The above image is a teaser: a tiny detail of one of the amazing photographs on view at Burrard Arts Foundation by Birthe Piontek. Want to see the full image? Join Birthe and me this Saturday, March 9, 1pm at Burrard Arts Foundation!

I can’t say it enough: it’s really valuable for emerging artists like yourselves to meet an established, working artist, and learn what it takes to become professional. I hope to see you there! Now, I’ll start this week’s post with a question:


It’s a basic question, but one that sometimes requires a thoughtful answer. What is your image trying to do?

All artwork has meaning. That’s what makes it so powerful, universal, and sometimes controversial. Artists try to convey messages, work through their own ideas, or portray emotion in their works. What an artist makes, or how she works, depends on that person’s own interests and views.

We’ve asked you to think about what you’re photographing, and how you’re going to work close to the lens to make sure your photograph is more than just an easy, ordinary picture. So as you go about responding to this year’s Chester Fields challenge, ask yourself: what excites you?

Why are you photographing that particular subject? Why are you enhancing or disrupting your shot with that specific material? And if you created a really cool image by chance or by fluke – take a step back, and think about what your image could mean or represent.

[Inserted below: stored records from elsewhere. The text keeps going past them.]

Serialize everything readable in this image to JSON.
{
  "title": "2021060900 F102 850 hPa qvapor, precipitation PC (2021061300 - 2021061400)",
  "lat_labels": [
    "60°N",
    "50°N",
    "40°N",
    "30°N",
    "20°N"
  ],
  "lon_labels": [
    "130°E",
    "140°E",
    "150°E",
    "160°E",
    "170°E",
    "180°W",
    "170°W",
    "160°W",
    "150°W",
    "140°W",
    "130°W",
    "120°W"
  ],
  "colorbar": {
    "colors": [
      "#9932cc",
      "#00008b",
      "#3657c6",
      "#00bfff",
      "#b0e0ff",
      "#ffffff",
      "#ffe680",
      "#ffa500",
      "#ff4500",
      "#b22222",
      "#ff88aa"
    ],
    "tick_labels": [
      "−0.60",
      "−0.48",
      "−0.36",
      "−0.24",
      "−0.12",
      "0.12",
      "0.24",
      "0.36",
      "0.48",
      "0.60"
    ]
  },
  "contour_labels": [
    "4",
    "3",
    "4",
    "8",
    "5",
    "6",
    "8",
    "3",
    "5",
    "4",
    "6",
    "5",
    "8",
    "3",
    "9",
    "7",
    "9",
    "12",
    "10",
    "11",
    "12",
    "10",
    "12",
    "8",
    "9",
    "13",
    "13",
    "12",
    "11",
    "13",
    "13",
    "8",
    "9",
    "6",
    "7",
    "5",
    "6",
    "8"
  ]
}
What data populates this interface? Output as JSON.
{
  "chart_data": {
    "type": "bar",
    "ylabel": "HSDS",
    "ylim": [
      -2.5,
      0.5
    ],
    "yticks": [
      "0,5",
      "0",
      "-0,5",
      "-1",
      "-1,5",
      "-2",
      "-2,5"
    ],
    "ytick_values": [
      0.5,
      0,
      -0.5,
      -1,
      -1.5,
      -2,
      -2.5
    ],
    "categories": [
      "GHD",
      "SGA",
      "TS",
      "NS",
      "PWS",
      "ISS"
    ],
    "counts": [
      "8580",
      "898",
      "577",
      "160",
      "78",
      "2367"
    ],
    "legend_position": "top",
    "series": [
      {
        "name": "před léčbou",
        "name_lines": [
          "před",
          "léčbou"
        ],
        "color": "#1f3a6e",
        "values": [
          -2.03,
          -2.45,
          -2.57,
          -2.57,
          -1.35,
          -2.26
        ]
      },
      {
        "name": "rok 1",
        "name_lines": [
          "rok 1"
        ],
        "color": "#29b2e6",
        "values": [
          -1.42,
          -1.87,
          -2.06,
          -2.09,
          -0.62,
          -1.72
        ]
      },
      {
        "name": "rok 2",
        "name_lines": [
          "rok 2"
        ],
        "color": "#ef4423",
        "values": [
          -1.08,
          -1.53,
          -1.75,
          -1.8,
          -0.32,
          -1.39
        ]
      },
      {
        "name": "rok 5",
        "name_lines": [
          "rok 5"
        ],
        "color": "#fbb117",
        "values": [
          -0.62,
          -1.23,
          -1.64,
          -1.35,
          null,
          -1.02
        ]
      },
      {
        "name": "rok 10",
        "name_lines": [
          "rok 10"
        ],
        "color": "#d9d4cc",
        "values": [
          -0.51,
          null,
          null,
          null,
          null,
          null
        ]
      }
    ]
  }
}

Sometimes the message emerges afterward, and that’s okay!

All this to say: be aware that when you show an image, you’re also communicating a message. So take control of what that message is, and make it something that matters to you.

When writing your artist statements, think about these three questions: 1) What are we looking at in your photo? 2) Why are you showing us this? And 3) how does it relate to the theme of “Something In My Eye”?